A differenza delle utopie visionarie del Costruttivismo degli anni Venti, le architetture di carta di Aleksander Brodsky (le incisioni degli esordi, così come quelle contemporanee) sono il prodotto di una vertigine di punti di vista, che aprono la visione su una pluralità di mondi e di possibilità interpretative. La composizione diventa così un intreccio di infinite possibilità combinatorie. La profezia stilistica lascia spazio al gioco di forme e stili: se nei progetti utopici dei Costruttivisti degli anni Venti la dimensione fondante del tempo era l’eternità, questi progetti sono invece episodi temporanei. Come Aleksander Brodsky e Ilya Utkin hanno scritto nell’incisione Nameless River (1986) : “It signifies neither the beginning nor the end of anything; the boundary between the past and the future slips forward continually. The boundary is ourselves”. Siamo noi stessi a determinare il confine tra passato e futuro, è ciò che il Premio Nobel Gerald Edelman ha definito presente ricordato: “l’esperienza passata contribuisce a formare la mia consapevolezza integrata di questo singolo momento”.

Punti di fuga

Alla galleria Nina Lumer sarà esposta una serie di incisioni. In esse l’artista, ironico e narrativo, gioca con la prospettiva e stravolge le forme del mondo che ci racconta. Questo mondo ci appare come un ricordo deformato dal tempo. Brodsky è attratto da tutto ciò che porti i segni del tempo e possieda una storia individuale, il suo materiale artistico è la memoria. Il ricordare si materializza in enumerazioni e in infinite serie di oggetti, ognuno dei quali diventa un monumento a una cosa, una persona, un evento, una città. I suoi monumenti sono coperti di misteriose tracce del passato, sotto le quali essi si disintegrano, diventando rovine e materia primordiale. Ma non sono tragiche metafore escatologiche, bensì un’elegante ed ironica contemplazione dell’ineluttabilità del destino. Così le incisioni, paragonate a Piranesi, Escher e Cernichov, sono memorie del futuro, e non c’è una regola per cui la memoria debba per forza avere un risvolto nostalgico o malinconico. Così in Koma (Mosca 2000, Milano 2001), la città di terracotta che viene inondata da litri di petrolio, alla fine, quando è riflessa nel fiume e nei canali di liquido nero, si scopre più bella di prima.

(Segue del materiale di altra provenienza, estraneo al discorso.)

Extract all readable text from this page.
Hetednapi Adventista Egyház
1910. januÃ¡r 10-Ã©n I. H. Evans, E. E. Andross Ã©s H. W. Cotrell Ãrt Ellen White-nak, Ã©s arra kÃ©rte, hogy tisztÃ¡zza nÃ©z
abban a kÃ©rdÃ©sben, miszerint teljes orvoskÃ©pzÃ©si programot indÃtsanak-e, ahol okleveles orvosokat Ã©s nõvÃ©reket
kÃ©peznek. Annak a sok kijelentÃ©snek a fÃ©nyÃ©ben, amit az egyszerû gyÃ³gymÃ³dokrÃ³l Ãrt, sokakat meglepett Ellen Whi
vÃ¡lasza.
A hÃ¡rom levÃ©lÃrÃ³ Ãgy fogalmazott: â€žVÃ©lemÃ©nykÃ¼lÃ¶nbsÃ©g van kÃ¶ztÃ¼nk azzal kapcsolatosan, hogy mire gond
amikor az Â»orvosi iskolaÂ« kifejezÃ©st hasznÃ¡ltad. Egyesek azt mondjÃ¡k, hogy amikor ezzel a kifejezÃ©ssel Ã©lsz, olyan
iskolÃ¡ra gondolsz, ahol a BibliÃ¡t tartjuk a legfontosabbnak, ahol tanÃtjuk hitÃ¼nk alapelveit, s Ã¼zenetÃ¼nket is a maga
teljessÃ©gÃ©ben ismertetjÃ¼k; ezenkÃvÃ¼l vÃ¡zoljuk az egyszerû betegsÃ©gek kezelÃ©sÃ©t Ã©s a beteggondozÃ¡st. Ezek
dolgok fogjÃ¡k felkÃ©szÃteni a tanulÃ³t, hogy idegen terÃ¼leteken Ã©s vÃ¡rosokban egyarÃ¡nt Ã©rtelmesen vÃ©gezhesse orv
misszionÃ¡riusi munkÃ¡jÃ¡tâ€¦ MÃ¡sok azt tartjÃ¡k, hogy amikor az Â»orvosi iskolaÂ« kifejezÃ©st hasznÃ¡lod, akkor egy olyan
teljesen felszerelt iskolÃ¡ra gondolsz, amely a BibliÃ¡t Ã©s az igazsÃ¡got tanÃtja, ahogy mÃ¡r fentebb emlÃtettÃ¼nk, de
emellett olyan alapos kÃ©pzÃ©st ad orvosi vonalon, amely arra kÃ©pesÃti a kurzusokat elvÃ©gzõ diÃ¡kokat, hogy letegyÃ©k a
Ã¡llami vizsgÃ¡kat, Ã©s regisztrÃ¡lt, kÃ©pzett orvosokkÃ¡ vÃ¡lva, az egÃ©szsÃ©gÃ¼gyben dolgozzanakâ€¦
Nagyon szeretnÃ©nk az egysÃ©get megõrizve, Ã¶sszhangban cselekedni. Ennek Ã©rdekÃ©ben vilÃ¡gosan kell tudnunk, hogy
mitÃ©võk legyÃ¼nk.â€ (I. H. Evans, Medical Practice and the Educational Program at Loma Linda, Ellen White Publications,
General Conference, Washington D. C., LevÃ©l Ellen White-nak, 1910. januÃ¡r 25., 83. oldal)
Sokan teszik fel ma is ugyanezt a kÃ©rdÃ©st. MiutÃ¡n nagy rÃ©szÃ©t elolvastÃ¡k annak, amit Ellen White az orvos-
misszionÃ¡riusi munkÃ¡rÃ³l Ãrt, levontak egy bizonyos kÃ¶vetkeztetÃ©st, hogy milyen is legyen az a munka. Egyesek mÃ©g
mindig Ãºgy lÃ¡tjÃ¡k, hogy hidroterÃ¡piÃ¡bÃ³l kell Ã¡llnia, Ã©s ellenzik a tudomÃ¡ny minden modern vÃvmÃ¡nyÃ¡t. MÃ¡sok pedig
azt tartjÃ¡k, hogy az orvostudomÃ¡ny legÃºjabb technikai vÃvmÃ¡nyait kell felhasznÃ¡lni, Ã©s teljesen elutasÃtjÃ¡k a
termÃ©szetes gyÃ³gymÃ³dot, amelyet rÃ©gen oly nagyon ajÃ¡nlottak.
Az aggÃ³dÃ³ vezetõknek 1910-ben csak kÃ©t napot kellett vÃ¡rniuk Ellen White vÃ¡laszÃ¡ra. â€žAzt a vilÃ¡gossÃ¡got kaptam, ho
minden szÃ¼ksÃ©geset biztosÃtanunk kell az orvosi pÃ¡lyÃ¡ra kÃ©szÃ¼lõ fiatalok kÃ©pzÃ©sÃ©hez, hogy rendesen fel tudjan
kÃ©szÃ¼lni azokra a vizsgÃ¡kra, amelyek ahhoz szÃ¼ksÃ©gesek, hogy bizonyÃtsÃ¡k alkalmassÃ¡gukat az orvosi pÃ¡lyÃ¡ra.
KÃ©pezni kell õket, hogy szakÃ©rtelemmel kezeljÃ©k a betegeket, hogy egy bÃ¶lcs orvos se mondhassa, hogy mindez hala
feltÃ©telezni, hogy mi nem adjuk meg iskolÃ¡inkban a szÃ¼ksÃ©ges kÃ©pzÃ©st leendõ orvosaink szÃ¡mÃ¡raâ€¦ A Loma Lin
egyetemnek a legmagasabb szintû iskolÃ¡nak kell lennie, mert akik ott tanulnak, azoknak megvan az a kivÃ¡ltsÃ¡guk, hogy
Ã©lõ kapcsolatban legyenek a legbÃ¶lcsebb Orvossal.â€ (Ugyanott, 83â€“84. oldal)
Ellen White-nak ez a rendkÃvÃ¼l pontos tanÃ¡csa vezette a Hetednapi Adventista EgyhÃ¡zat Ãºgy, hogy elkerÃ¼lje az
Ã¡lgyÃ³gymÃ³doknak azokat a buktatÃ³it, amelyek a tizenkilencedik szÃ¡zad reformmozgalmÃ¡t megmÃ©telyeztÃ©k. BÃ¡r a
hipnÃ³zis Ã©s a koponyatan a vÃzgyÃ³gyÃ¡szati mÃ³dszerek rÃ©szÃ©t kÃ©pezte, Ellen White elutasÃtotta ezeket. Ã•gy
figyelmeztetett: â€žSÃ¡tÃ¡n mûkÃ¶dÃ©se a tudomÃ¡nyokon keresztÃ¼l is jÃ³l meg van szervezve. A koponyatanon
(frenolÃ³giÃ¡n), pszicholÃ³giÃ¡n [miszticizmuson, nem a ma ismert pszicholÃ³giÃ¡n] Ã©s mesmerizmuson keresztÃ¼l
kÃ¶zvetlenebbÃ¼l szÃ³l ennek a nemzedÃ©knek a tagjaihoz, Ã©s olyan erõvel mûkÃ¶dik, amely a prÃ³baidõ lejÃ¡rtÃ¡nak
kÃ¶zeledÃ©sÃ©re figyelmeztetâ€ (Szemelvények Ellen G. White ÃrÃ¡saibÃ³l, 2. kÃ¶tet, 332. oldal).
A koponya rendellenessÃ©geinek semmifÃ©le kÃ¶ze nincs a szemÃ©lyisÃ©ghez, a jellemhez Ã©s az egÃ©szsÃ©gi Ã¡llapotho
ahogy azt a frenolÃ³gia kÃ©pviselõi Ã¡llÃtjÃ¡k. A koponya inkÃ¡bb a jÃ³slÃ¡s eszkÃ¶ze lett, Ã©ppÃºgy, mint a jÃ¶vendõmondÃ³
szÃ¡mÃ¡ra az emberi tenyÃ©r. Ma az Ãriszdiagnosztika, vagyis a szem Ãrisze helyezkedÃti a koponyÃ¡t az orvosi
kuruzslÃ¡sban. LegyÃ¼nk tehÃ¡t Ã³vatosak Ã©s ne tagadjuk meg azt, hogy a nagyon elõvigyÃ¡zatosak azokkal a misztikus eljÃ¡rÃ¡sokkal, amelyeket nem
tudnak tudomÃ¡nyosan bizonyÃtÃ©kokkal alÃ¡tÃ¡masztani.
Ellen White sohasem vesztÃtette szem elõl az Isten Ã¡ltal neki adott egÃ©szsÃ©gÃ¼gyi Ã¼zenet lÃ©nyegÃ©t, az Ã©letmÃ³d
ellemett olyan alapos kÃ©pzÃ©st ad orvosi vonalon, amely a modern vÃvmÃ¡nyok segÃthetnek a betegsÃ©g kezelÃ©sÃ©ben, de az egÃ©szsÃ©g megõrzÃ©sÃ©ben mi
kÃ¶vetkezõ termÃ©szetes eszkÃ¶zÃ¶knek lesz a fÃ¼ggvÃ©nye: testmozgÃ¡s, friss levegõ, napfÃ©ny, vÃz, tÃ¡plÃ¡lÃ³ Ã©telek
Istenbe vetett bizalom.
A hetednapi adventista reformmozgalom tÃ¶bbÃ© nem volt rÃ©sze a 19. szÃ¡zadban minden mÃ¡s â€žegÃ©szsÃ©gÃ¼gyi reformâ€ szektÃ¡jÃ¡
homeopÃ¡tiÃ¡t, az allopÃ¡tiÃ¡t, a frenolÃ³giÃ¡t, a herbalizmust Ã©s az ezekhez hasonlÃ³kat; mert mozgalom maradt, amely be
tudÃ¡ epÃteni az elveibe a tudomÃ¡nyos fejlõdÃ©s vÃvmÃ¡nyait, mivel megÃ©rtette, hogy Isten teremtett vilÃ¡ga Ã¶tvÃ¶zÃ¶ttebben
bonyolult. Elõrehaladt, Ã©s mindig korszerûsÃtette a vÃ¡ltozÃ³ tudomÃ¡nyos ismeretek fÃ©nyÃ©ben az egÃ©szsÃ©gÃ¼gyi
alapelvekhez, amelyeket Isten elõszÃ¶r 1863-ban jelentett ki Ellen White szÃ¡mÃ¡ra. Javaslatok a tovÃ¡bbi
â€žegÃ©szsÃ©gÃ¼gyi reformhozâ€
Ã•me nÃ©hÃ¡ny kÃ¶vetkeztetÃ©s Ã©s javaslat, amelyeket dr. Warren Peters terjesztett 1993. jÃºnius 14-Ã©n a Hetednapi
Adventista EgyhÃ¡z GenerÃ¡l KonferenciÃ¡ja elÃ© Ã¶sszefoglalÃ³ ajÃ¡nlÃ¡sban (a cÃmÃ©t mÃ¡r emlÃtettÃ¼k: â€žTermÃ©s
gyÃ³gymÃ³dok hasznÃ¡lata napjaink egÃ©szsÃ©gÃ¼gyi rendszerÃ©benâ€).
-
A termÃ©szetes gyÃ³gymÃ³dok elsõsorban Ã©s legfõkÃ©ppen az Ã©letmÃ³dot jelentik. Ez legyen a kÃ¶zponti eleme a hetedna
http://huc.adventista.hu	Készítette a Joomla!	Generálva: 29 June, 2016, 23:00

Lo stravolgimento delle forme architettoniche, quasi fossero risucchiate o emanate dai punti di fuga, produce nell’osservatore una sorta di sospensione spazio-temporale che suscita in chi guarda il desiderio e la possibilità di operare una ricostruzione attraverso, questa volta, le proprie tracce di passato, sulle rovine e la materia primordiale tracciate da Brodsky. Spazio e tempo sono i riferimenti attraverso i quali si costruisce la percezione cosciente del mondo e del proprio essere in esso. Le opere di Aleksander Brodsky, in quanto aporie spazio-temporali, diventano così un chiaro esempio di rappresentazione del delicato confine tra immaginazione e percezione che intimamente unisce arte e scienza.

Le opere di Aleksander Brodsky sono presenti in numerose collezioni pubbliche e private, tra cui: Institute of Contemporary Art, Boston, Massachussetts; Museum of Modern Art, New York; Museum of Contemporary Art, Chicago, Illinois; Pushkin State Museum of Fine Arts, Moscow; San Diego Museum of Contemporary Art, San Diego, California; Withney Museum of American Art, New York.